Dikeheningan pagi itu tiada suara yang bisa aku dengar. Matahari belum muncul menerangi. Fajar pun baru terlihat jingga dari balik jendela bergorden merah marun.
Aku seperti tuli. Hanya sorot cahaya lampu yang menerangi kamar ini.
Dari keheningan itu juga yang bisa aku dengar suara ibu, dan nenek yang saban hari membisiki tentang kebutuhan rumah tangga.
Kebutuhan rumah tangga yang seharusnya bukan aku yang memenuhi kemauan mereka. Mulai dari rumah yang perlu dibayar tiap bulan sewanya. Sandang, bahkan pangan.
Juga rekreasi yang tentunya membuat dadaku sesak, dan ingin berteriak, lalu pergi meninggalkan mereka. Tapi aku juga tidak tega melihat derita mereka bila tulang punggungnya ini menjauh.
Aku ingin mengadu. Tapi pada siapa?Kepada Tuhan?Aku tidak lagi mengenalinya. Pada bapakku?
Bapakku entah kemana, tiada cerita sejak aku lahir di muka bumi ini. Â Kata ibu, kabur meninggalkanku, dan ibu untuk perempuan lain yang tidak dikenalnya.

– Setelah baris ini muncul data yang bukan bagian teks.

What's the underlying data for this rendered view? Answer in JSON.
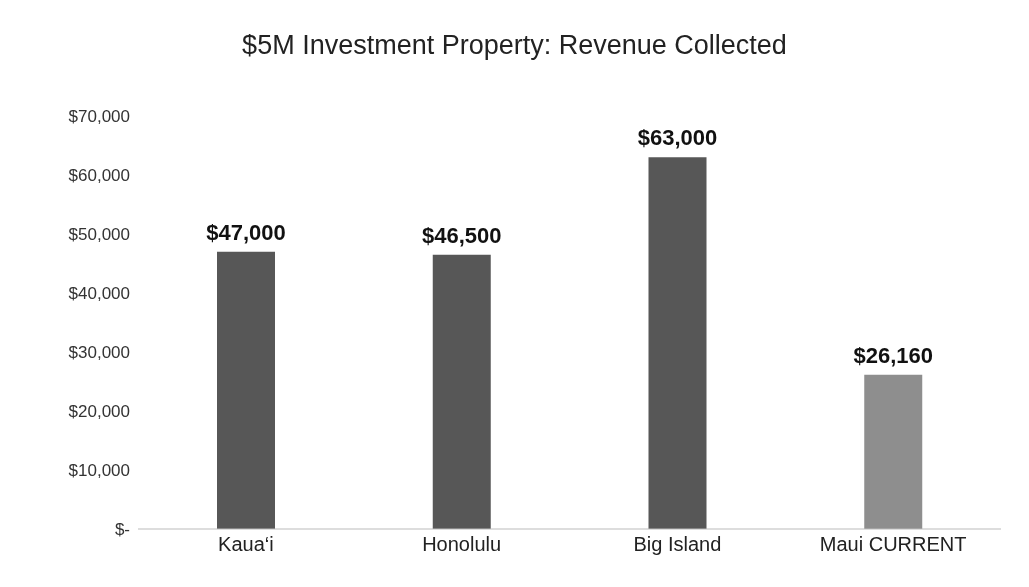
{
  "chart_data": {
    "type": "bar",
    "title": "$5M Investment Property: Revenue Collected",
    "categories": [
      "Kaua‘i",
      "Honolulu",
      "Big Island",
      "Maui CURRENT"
    ],
    "values": [
      47000,
      46500,
      63000,
      26160
    ],
    "colors": [
      "#575757",
      "#575757",
      "#575757",
      "#8e8e8e"
    ],
    "value_labels": [
      "$47,000",
      "$46,500",
      "$63,000",
      "$26,160"
    ],
    "ylim": [
      0,
      70000
    ],
    "yticks": [
      {
        "value": 0,
        "label": "$-"
      },
      {
        "value": 10000,
        "label": "$10,000"
      },
      {
        "value": 20000,
        "label": "$20,000"
      },
      {
        "value": 30000,
        "label": "$30,000"
      },
      {
        "value": 40000,
        "label": "$40,000"
      },
      {
        "value": 50000,
        "label": "$50,000"
      },
      {
        "value": 60000,
        "label": "$60,000"
      },
      {
        "value": 70000,
        "label": "$70,000"
      }
    ],
    "grid": false,
    "legend": false
  }
}
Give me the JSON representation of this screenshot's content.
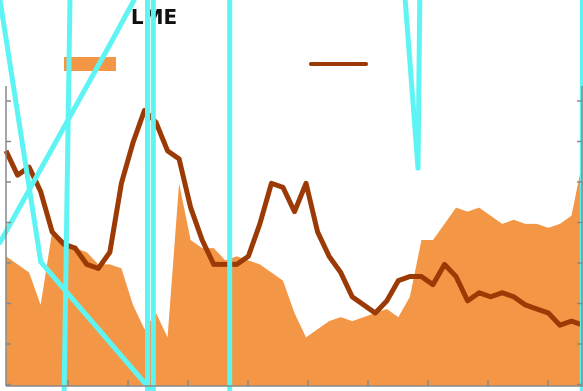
{
  "chart_data": {
    "type": "area",
    "title": "LME",
    "legend_position": "top",
    "grid": false,
    "colors": {
      "area": "#f39645",
      "line": "#9b3a05",
      "overlay": "#5ef4f4",
      "axis": "#888888"
    },
    "x": [
      0,
      2,
      4,
      6,
      8,
      10,
      12,
      14,
      16,
      18,
      20,
      22,
      24,
      26,
      28,
      30,
      32,
      34,
      36,
      38,
      40,
      42,
      44,
      46,
      48,
      50,
      52,
      54,
      56,
      58,
      60,
      62,
      64,
      66,
      68,
      70,
      72,
      74,
      76,
      78,
      80,
      82,
      84,
      86,
      88,
      90,
      92,
      94,
      96,
      98,
      100
    ],
    "series": [
      {
        "kind": "area",
        "values": [
          32,
          30,
          28,
          20,
          38,
          36,
          34,
          33,
          30,
          30,
          29,
          20,
          14,
          18,
          12,
          50,
          36,
          34,
          34,
          31,
          32,
          31,
          30,
          28,
          26,
          18,
          12,
          14,
          16,
          17,
          16,
          17,
          18,
          19,
          17,
          22,
          36,
          36,
          40,
          44,
          43,
          44,
          42,
          40,
          41,
          40,
          40,
          39,
          40,
          42,
          56
        ]
      },
      {
        "kind": "line",
        "values": [
          58,
          52,
          54,
          48,
          38,
          35,
          34,
          30,
          29,
          33,
          50,
          60,
          68,
          65,
          58,
          56,
          44,
          36,
          30,
          30,
          30,
          32,
          40,
          50,
          49,
          43,
          50,
          38,
          32,
          28,
          22,
          20,
          18,
          21,
          26,
          27,
          27,
          25,
          30,
          27,
          21,
          23,
          22,
          23,
          22,
          20,
          19,
          18,
          15,
          16,
          15
        ]
      }
    ],
    "ylim": [
      0,
      74
    ],
    "overlay_segments": [
      [
        [
          0.0,
          0.0
        ],
        [
          0.07,
          0.67
        ]
      ],
      [
        [
          0.07,
          0.67
        ],
        [
          0.26,
          1.0
        ]
      ],
      [
        [
          0.0,
          0.62
        ],
        [
          0.19,
          0.11
        ]
      ],
      [
        [
          0.19,
          0.11
        ],
        [
          0.23,
          0.0
        ]
      ],
      [
        [
          0.11,
          1.0
        ],
        [
          0.12,
          0.0
        ]
      ],
      [
        [
          0.253,
          1.0
        ],
        [
          0.253,
          0.0
        ]
      ],
      [
        [
          0.263,
          1.0
        ],
        [
          0.263,
          0.0
        ]
      ],
      [
        [
          0.394,
          1.0
        ],
        [
          0.394,
          0.0
        ]
      ],
      [
        [
          0.695,
          0.0
        ],
        [
          0.717,
          0.43
        ]
      ],
      [
        [
          0.717,
          0.43
        ],
        [
          0.72,
          0.0
        ]
      ],
      [
        [
          0.999,
          1.0
        ],
        [
          0.999,
          0.0
        ]
      ]
    ],
    "axis_ticks": {
      "x_count": 10,
      "y_count": 8
    }
  }
}
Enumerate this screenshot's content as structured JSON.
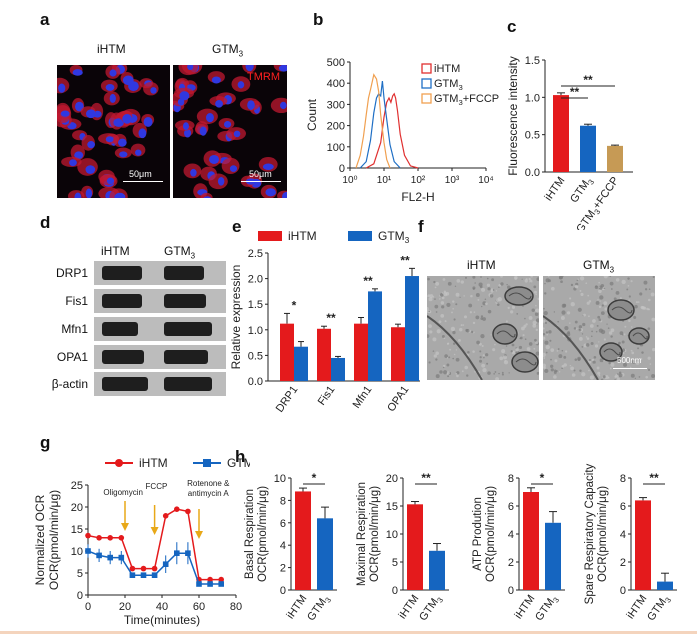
{
  "panels": {
    "a": "a",
    "b": "b",
    "c": "c",
    "d": "d",
    "e": "e",
    "f": "f",
    "g": "g",
    "h": "h"
  },
  "colors": {
    "ihtm": "#e41a1c",
    "gtm": "#1565c0",
    "fccp": "#c69a55",
    "ihtm_line": "#e03030",
    "gtm_line": "#1f6fc5",
    "fccp_line": "#f0a050"
  },
  "panel_a": {
    "left_title": "iHTM",
    "right_title": "GTM",
    "right_sub": "3",
    "stain": "TMRM",
    "scale_left": "50μm",
    "scale_right": "50μm"
  },
  "panel_d": {
    "col1": "iHTM",
    "col2": "GTM",
    "col2_sub": "3",
    "rows": [
      "DRP1",
      "Fis1",
      "Mfn1",
      "OPA1",
      "β-actin"
    ]
  },
  "panel_f": {
    "left_title": "iHTM",
    "right_title": "GTM",
    "right_sub": "3",
    "scale": "500nm"
  },
  "chart_data": [
    {
      "id": "b",
      "type": "line",
      "xlabel": "FL2-H",
      "ylabel": "Count",
      "xscale": "log",
      "xlim": [
        1,
        10000
      ],
      "ylim": [
        0,
        500
      ],
      "xticks": [
        "10⁰",
        "10¹",
        "10²",
        "10³",
        "10⁴"
      ],
      "yticks": [
        "0",
        "100",
        "200",
        "300",
        "400",
        "500"
      ],
      "legend": [
        "iHTM",
        "GTM₃",
        "GTM₃+FCCP"
      ],
      "legend_position": "top-right",
      "series": [
        {
          "name": "iHTM",
          "x": [
            3,
            5,
            8,
            10,
            12,
            14,
            16,
            18,
            20,
            22,
            25,
            30,
            40,
            60,
            100
          ],
          "y": [
            0,
            20,
            120,
            240,
            310,
            330,
            310,
            340,
            350,
            330,
            270,
            160,
            60,
            10,
            0
          ]
        },
        {
          "name": "GTM₃",
          "x": [
            2,
            3,
            4,
            5,
            6,
            7,
            8,
            9,
            10,
            12,
            15,
            20,
            30
          ],
          "y": [
            0,
            30,
            130,
            260,
            330,
            350,
            340,
            410,
            330,
            230,
            110,
            30,
            0
          ]
        },
        {
          "name": "GTM₃+FCCP",
          "x": [
            1.5,
            2,
            2.5,
            3,
            3.5,
            4,
            5,
            6,
            7,
            8,
            10,
            12,
            15
          ],
          "y": [
            0,
            60,
            150,
            250,
            330,
            370,
            440,
            420,
            360,
            250,
            120,
            40,
            0
          ]
        }
      ]
    },
    {
      "id": "c",
      "type": "bar",
      "ylabel": "Fluorescence  intensity",
      "ylim": [
        0,
        1.5
      ],
      "yticks": [
        "0.0",
        "0.5",
        "1.0",
        "1.5"
      ],
      "categories": [
        "iHTM",
        "GTM₃",
        "GTM₃+FCCP"
      ],
      "values": [
        1.03,
        0.62,
        0.35
      ],
      "errors": [
        0.03,
        0.02,
        0.01
      ],
      "significance": [
        "**",
        "**"
      ]
    },
    {
      "id": "e",
      "type": "bar",
      "ylabel": "Relative  expression",
      "ylim": [
        0,
        2.5
      ],
      "yticks": [
        "0.0",
        "0.5",
        "1.0",
        "1.5",
        "2.0",
        "2.5"
      ],
      "categories": [
        "DRP1",
        "Fis1",
        "Mfn1",
        "OPA1"
      ],
      "series": [
        {
          "name": "iHTM",
          "values": [
            1.12,
            1.02,
            1.12,
            1.05
          ],
          "errors": [
            0.2,
            0.05,
            0.12,
            0.06
          ]
        },
        {
          "name": "GTM₃",
          "values": [
            0.67,
            0.45,
            1.75,
            2.05
          ],
          "errors": [
            0.1,
            0.03,
            0.05,
            0.15
          ]
        }
      ],
      "significance": [
        "*",
        "**",
        "**",
        "**"
      ],
      "legend_position": "top"
    },
    {
      "id": "g",
      "type": "line",
      "xlabel": "Time(minutes)",
      "ylabel_line1": "Normalized  OCR",
      "ylabel_line2": "OCR(pmol/min/μg)",
      "xlim": [
        0,
        80
      ],
      "ylim": [
        0,
        25
      ],
      "xticks": [
        "0",
        "20",
        "40",
        "60",
        "80"
      ],
      "yticks": [
        "0",
        "5",
        "10",
        "15",
        "20",
        "25"
      ],
      "annotations": [
        "Oligomycin",
        "FCCP",
        "Rotenone &",
        "antimycin A"
      ],
      "series": [
        {
          "name": "iHTM",
          "x": [
            0,
            6,
            12,
            18,
            24,
            30,
            36,
            42,
            48,
            54,
            60,
            66,
            72
          ],
          "y": [
            13.5,
            13,
            13,
            13,
            6,
            6,
            6,
            18,
            19.5,
            19,
            3.5,
            3.5,
            3.5
          ],
          "errors": [
            0.5,
            0.5,
            0.5,
            0.5,
            0.3,
            0.3,
            0.3,
            0.5,
            0.5,
            0.5,
            0.3,
            0.3,
            0.3
          ]
        },
        {
          "name": "GTM₃",
          "x": [
            0,
            6,
            12,
            18,
            24,
            30,
            36,
            42,
            48,
            54,
            60,
            66,
            72
          ],
          "y": [
            10,
            9,
            8.5,
            8.5,
            4.5,
            4.5,
            4.5,
            7,
            9.5,
            9.5,
            2.5,
            2.5,
            2.5
          ],
          "errors": [
            1.5,
            1.5,
            1.5,
            1.5,
            0.5,
            0.5,
            0.5,
            2,
            2.5,
            2.5,
            0.5,
            0.5,
            0.5
          ]
        }
      ]
    },
    {
      "id": "h1",
      "type": "bar",
      "ylabel_line1": "Basal  Respiration",
      "ylabel_line2": "OCR(pmol/min/μg)",
      "ylim": [
        0,
        10
      ],
      "yticks": [
        "0",
        "2",
        "4",
        "6",
        "8",
        "10"
      ],
      "categories": [
        "iHTM",
        "GTM₃"
      ],
      "values": [
        8.8,
        6.4
      ],
      "errors": [
        0.3,
        1.0
      ],
      "significance": "*"
    },
    {
      "id": "h2",
      "type": "bar",
      "ylabel_line1": "Maximal  Respiration",
      "ylabel_line2": "OCR(pmol/min/μg)",
      "ylim": [
        0,
        20
      ],
      "yticks": [
        "0",
        "5",
        "10",
        "15",
        "20"
      ],
      "categories": [
        "iHTM",
        "GTM₃"
      ],
      "values": [
        15.3,
        7.0
      ],
      "errors": [
        0.5,
        1.3
      ],
      "significance": "**"
    },
    {
      "id": "h3",
      "type": "bar",
      "ylabel_line1": "ATP  Prodution",
      "ylabel_line2": "OCR(pmol/min/μg)",
      "ylim": [
        0,
        8
      ],
      "yticks": [
        "0",
        "2",
        "4",
        "6",
        "8"
      ],
      "categories": [
        "iHTM",
        "GTM₃"
      ],
      "values": [
        7.0,
        4.8
      ],
      "errors": [
        0.3,
        0.8
      ],
      "significance": "*"
    },
    {
      "id": "h4",
      "type": "bar",
      "ylabel_line1": "Spare  Respiratory  Capacity",
      "ylabel_line2": "OCR(pmol/min/μg)",
      "ylim": [
        0,
        8
      ],
      "yticks": [
        "0",
        "2",
        "4",
        "6",
        "8"
      ],
      "categories": [
        "iHTM",
        "GTM₃"
      ],
      "values": [
        6.4,
        0.6
      ],
      "errors": [
        0.2,
        0.6
      ],
      "significance": "**"
    }
  ]
}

Seharusnya di pagi jelang shubuh ini aku bersiap untuk sekolah. Menyusun, dan menata buku pelajaran yang bakal disiapkan untuk  pelajaran hari ini. Lalu aku bersama teman menyusuri jalan, atau  membonceng motor kawan menuju sekolah bersama-sama.
Tapi tidak demikian. Teman-teman sudah tidak mengenaliku lagi. Mereka menjauh, aku bukan bagian dari usia sebaya mereka. Kata mereka, aku lebih dewasa dari usiaku.
Aku tidak mengerti apa yang mereka katakan. Aku tetap menganggap mereka adalah teman, dan sahabatku. Teman-teman sekolah yang setidaknya bisa memberi ketenangan bathinku untuk aku mencurahkan segala apa yang aku alami.
Namun justru mereka semakin menjauh setelah aku mengisahkan semua yang aku jalani demi kehidupan kami ini. Aku taktahan, dan takkuat lagi akhirnya bersama mereka.